DIY Stonehenge

DIY Stonehenge

Images-136 Here’s an amazing video of a Michigan guy named Wally Wallington (really!) who thinks he’s cracked the method which was used to build Stonehenge. In the video he stand a 19 ton monolith upright by himself using nothing but wood, some rocks, sand, and a hose. It’s some really freakin’ amazing stuff! Oh, and he also uses a variation of his technique to move a pole barn by himeself over 300 feet! [via] Link.

0 thoughts on “DIY Stonehenge

  1. peteredworthy says:

    The link seems wrong, it should be:
    http://www.theforgottentechnology.com/

  2. BrK says:

    Now we also know why the ancient construction technologies died, they weren’t properly documented. There is a certain irony in the fact that this guy seems to want to recover lost knowledge, yet he can’t produce a cross-browser compatible webpage. I had to go through some minor view-source, copy/paste contortions to see his videos, due to the fact that the pages don’t seem Mozilla friendly.
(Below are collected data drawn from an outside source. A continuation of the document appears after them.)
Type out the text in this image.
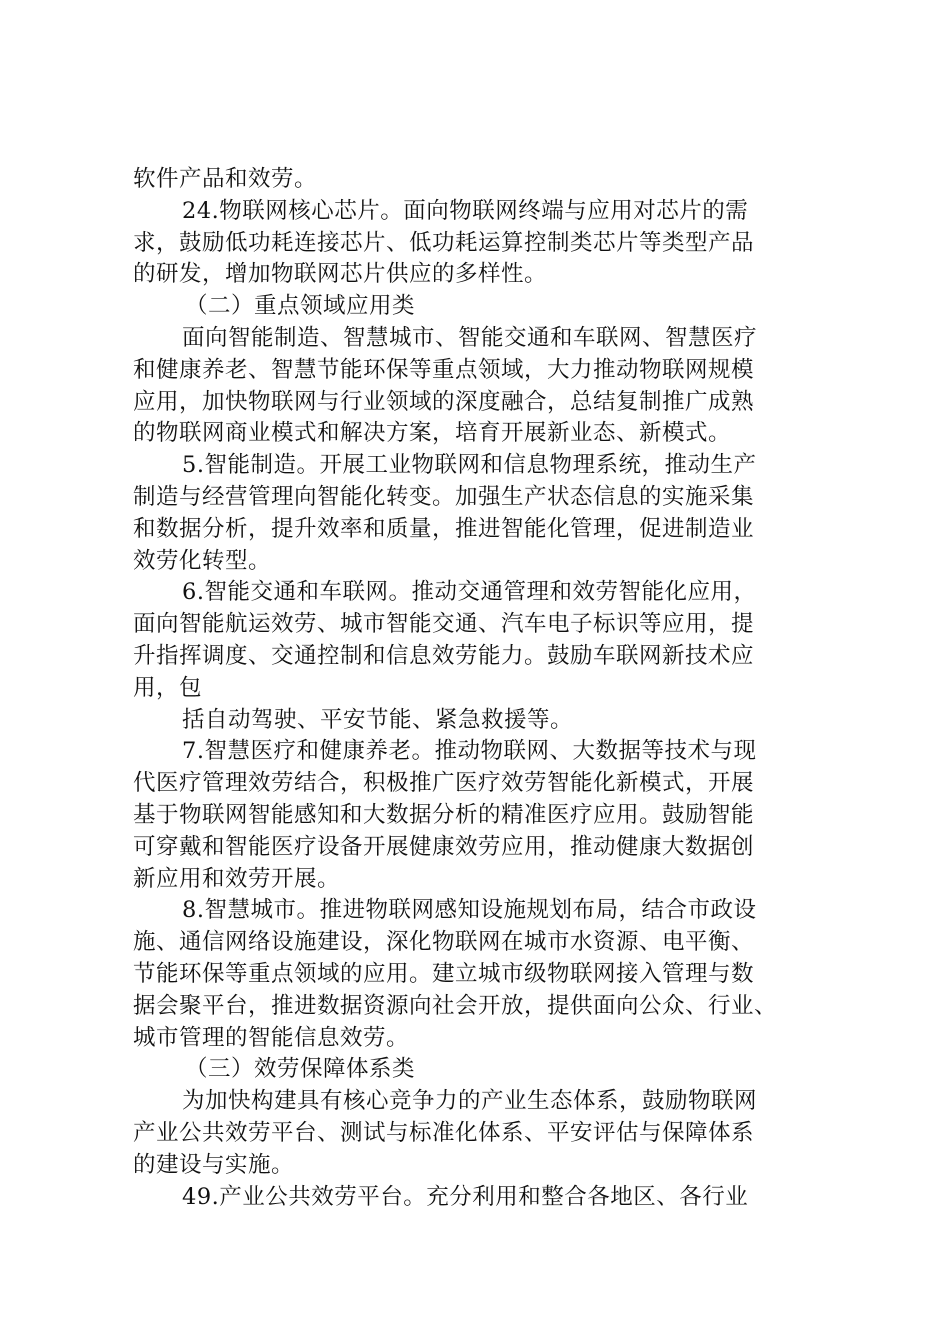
软件产品和效劳。
24.物联网核心芯片。面向物联网终端与应用对芯片的需
求，鼓励低功耗连接芯片、低功耗运算控制类芯片等类型产品
的研发，增加物联网芯片供应的多样性。
（二）重点领域应用类
面向智能制造、智慧城市、智能交通和车联网、智慧医疗
和健康养老、智慧节能环保等重点领域，大力推动物联网规模
应用，加快物联网与行业领域的深度融合，总结复制推广成熟
的物联网商业模式和解决方案，培育开展新业态、新模式。
5.智能制造。开展工业物联网和信息物理系统，推动生产
制造与经营管理向智能化转变。加强生产状态信息的实施采集
和数据分析，提升效率和质量，推进智能化管理，促进制造业
效劳化转型。
6.智能交通和车联网。推动交通管理和效劳智能化应用，
面向智能航运效劳、城市智能交通、汽车电子标识等应用，提
升指挥调度、交通控制和信息效劳能力。鼓励车联网新技术应
用，包
括自动驾驶、平安节能、紧急救援等。
7.智慧医疗和健康养老。推动物联网、大数据等技术与现
代医疗管理效劳结合，积极推广医疗效劳智能化新模式，开展
基于物联网智能感知和大数据分析的精准医疗应用。鼓励智能
可穿戴和智能医疗设备开展健康效劳应用，推动健康大数据创
新应用和效劳开展。
8.智慧城市。推进物联网感知设施规划布局，结合市政设
施、通信网络设施建设，深化物联网在城市水资源、电平衡、
节能环保等重点领域的应用。建立城市级物联网接入管理与数
据会聚平台，推进数据资源向社会开放，提供面向公众、行业、
城市管理的智能信息效劳。
（三）效劳保障体系类
为加快构建具有核心竞争力的产业生态体系，鼓励物联网
产业公共效劳平台、测试与标准化体系、平安评估与保障体系
的建设与实施。
49.产业公共效劳平台。充分利用和整合各地区、各行业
    I (seriously) wonder if something similar happened many years ago? I have heard all kinds of stories of crusaders destroying Egyptian knowledge stores, etc… But I wonder if it was “encoded” in a less proprietary format would it have survived?

  3. thinkythings.org says:

    Building Stonehenge on a smaller scale: http://www.thinkythings.org/odd-things/foamhenge.html.

  4. SmartAZ says:

    The old methods were usually not recorded at all, just because they were so obvious. People simply did what they could see needed to be done.

    I have seen pictures of men moving a large stone somewhere in the middle east. It weighed about a hundred tons and they used a few hundred men with timbers and pulleys. The hoists were simple tripods of heavy timbers. They put timbers under the stone and hoists on both sides, about 3 feet or so apart, and lifted it off the ground. They then attached each hoist to the timber behind it. By pulling on the ropes the stone was moved forward about three feet, the distance between hoists. The crew in back would then carry their hoists to the front. They could move it at the speed of a slow walk. It looked like a great stone centipede.